Most patients present with fatigue as their chief complaint. This is a direct result of the decreased cardiac output due to the right ventricular inflow obstruction. The associated right atrial dilatation distorts the electrical circuitry of the heart and precipitates atrial fibrillation. Other symptoms of right heart failure may develop as the disease progresses. With significant dilatation, the right atrium becomes palpable at the right sternal border. The murmur of tricuspid stenosis is heard at the lower left sternal edge during diastole. It increases with inspiration and is associated with a wide split of S1.
Of all the lesions affecting the heart valves, aortic stenosis is by far the most common one. Its prevalence increases with age; and with the dramatic improvement in health care over the past years, it is becoming more common as individuals are living longer. The disorder is also known as senile calcific aortic stenosis and is characterized by calcification of the aortic leaflets. The calcification starts within the cusps and gradually extends on upper surfaces and into the aortic sinuses (sinuses of Valsalva). The mass effect of the calcified nodules will then impede the opening of the cusps and therefore decrease the patent area of the valve orifice (from about 4 cm2 to 0.5 cm2 in severe cases). The pathogenesis of these valvular lesions lies in the continuous activity of the valve throughout a single lifetime. The valves undergo thousands of cardiac cycles each year without rest. The constant exposure to the high-pressure gradient and recurrent mechanism is coupled with inflammation, leading to calcific valve degeneration.
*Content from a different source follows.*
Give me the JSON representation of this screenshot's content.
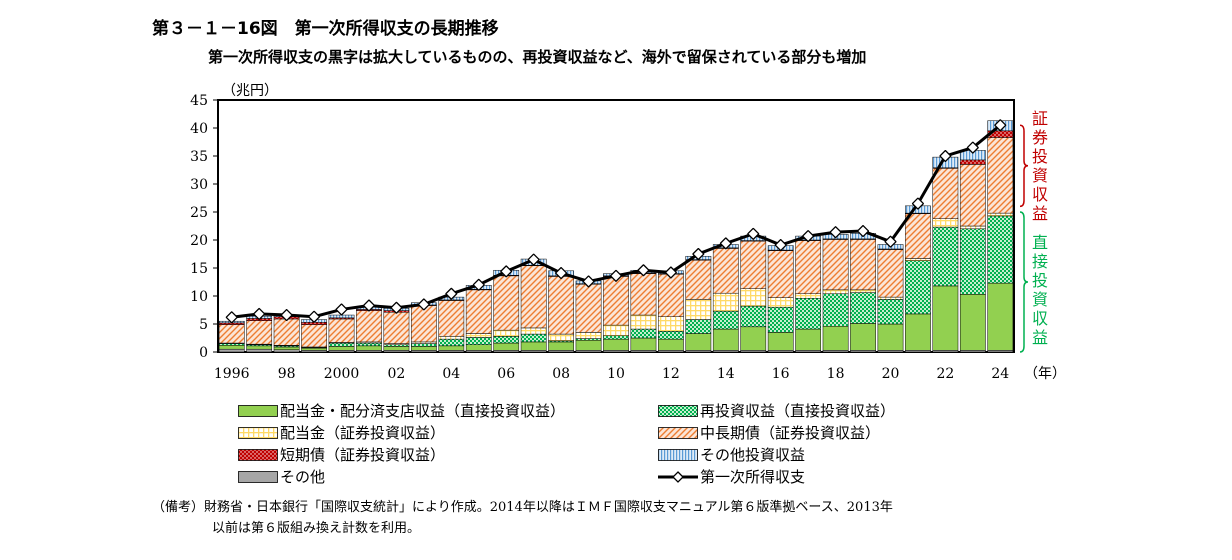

After many years of stenosis, the left ventricle will eventually undergo cardiac remodeling as the resistance to ventricular output increases the workload on the left side of the heart. Over time, the impact on the ventricle can also result in damage to the mitral valve (causing mitral valve prolapse), the left atrium (leading to left atrial dilatation), and the pulmonary vascular bed (pulmonary hypertension). There is left ventricular hypertrophy that can also make the chamber non-compliant; resulting in diastolic dysfunction. Therefore, aortic stenosis can create an environment for other valvular disorders.
The onset of symptoms of aortic stenosis is delayed following the initial insult. There is a classic triad of chest pain, heart failure, and syncope. The chest pain results from decreased coronary perfusion and subsequent myocardial ischemia. Heart failure and its associated symptoms are a consequence of the left ventricular remodeling described above. Finally, the syncopal episodes are due to falls in blood pressure and ventricular arrhythmias. On auscultation, it is likely to note either a normal or reduced first heart sound. The aortic component of the second heart sound may also be absent or reduced; which may give the false impression of a loud pulmonary component. There may also be reversed (paradoxical) splitting of the second heart sound as there is delayed closure of the aortic valve. The fourth heart sound is also present as a result of the left ventricular hypertrophy. However, the classic murmur of aortic stenosis is one that gradually gets loud then decreases in intensity (i.e. crescendo-decrescendo murmur). This low-pitched murmur is best heard at the upper right sternal edge.